I am having a little trouble starting this one. z in C

#### girdav

##### Member
Did you try by contradiction, using the maximum modulus principle?

#### dwsmith

##### Well-known member
Did you try by contradiction, using the maximum modulus principle?
How would that be used? An open disc doesn't have a maximum modulus.

#### girdav

##### Member
Use the fact that the maximum of the modulus is reached at the boundary.

#### dwsmith

##### Well-known member
Use the fact that the maximum of the modulus is reached at the boundary.
That still doesn't make sense.
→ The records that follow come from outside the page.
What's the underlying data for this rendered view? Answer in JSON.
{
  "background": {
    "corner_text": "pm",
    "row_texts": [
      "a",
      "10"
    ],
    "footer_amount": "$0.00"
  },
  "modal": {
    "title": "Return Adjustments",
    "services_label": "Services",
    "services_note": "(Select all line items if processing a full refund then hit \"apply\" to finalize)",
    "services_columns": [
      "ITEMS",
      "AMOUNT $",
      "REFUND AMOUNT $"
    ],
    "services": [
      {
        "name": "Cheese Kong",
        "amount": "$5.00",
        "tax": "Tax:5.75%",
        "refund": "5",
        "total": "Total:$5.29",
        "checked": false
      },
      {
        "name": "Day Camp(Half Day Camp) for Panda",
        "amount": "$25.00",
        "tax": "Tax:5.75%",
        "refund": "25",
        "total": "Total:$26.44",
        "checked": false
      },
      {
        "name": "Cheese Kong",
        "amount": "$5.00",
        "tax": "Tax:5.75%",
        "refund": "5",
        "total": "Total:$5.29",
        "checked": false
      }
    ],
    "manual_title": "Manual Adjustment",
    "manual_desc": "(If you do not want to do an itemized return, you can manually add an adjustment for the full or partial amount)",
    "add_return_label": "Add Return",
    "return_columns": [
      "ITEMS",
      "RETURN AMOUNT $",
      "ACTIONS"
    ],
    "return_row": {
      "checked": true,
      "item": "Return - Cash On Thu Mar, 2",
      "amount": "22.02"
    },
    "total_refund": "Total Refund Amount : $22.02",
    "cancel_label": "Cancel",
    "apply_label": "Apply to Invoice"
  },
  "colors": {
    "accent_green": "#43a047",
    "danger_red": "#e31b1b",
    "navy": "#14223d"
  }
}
Every time we get close to the boundary, we can get a little bit closer. Moreover, we can get a little bit closer and infinite amount of times.

#### girdav

##### Member
In fact, we have to work with the map $M(r):=\sup_{|z|=r}|f(z)|$. We can show thanks to maximum modulus principle that this map is strictly increasing.

#### dwsmith

##### Well-known member
In fact, we have to work with the map $M(r):=\sup_{|z|=r}|f(z)|$. We can show thanks to maximum modulus principle that this map is strictly increasing.
I don't understand what you are getting at.

#### girdav

##### Member
If $M(r_1)\geq M(r_2)$ for some $r_1<r_2$, the maximum modulus principle shows that $f$ is constant, so $M$ is a strcily increasing map. Now, we have that $M(1)=1$, so if $r<1$ then $M(r)<1$.